С поселением проблем не возникло — и через несколько минут лифт уже возносил эфесов на шестой этаж.
Шестьсот третий номер приготовил им сюрприз. Вошедший туда первым Арамис, не снимая с плеч нэп, открыл дверь из прихожей в комнату, и замер на пороге. Ничего там не было видно, потому что от пола до потолка клубился туман, и плавали в этом тумане какие-то разноцветные узоры.
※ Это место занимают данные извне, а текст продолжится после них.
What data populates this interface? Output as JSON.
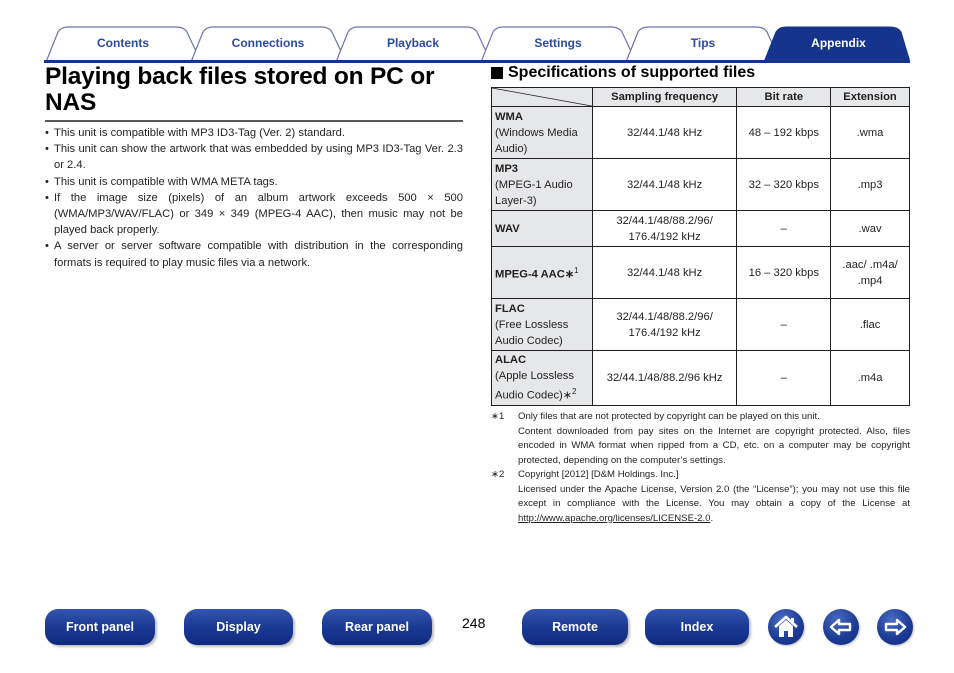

Габлер и Портос застыли за спиной у гинейца, и Портос успел сказать: «Что за хрень?» — но тут сразу со всех сторон зазвучала музыка, словно что-то понеслось на них, что-то ритмичное и многообещающее, и чистый, нежный и сильный женский голос запел:

Легкое тело флейты,
Гибкое тело скрипки,
Жаркое тело гитары,
А я — поющая Майя, я —
Поющая Майя,
Поющая Майя…

Расплывчатые разноцветные узоры порхали в такт этому дивному пению, и перед зачарованными файтерами постепенно предстало колышущееся женское лицо, сотканное из тумана.

Струнное тело лютни,
Звонкое тело бонгов,
Полое тело виолы,
А я — поющая Майя, я —
Поющая Майя,
Поющая Майя.

Лицо казалось ожившим ликом с древних земных икон, тонкое бледное лицо с чуть отрешенными глазами… Каштановые волосы стекали на плечи, лоб пересекала узкая переливчатая лента, охватывавшая голову, и между темными бровями свисал на короткой цепочке поблескивающий полумесяц, уставив рога вверх.

Горькое тело моря,
Плавное тело лавы,
Слезное тело розы,
А я — поющая Майя, я —
Поющая Майя,
Поющая Майя.

Габлеру вдруг почудилось, что они по ошибке угодили в какой-то волшебный сад, и до скончания времен будет звучать здесь этот чарующий голос, выпевая легкие звучные слова, чьи зримые радужные воплощения выписывали пируэты в безбрежности, незаметно сменившей туман обыденного бытия.

Тело волынки и цитры,
Тело луны и свирели,
Тело струилось и пело,
А я — поющая Майя, я —
Поющая Майя,
Поющая Майя*.
* О. Арефьева, «Поющая Майя».

Голос стих, как стихает звон капель, потому что дождь ушел дальше, к горизонту, продолжая звенеть в других местах, огибая планету, а музыка все звучала — гитара и еще какой-то сладко щемящий душу музыкальный инструмент.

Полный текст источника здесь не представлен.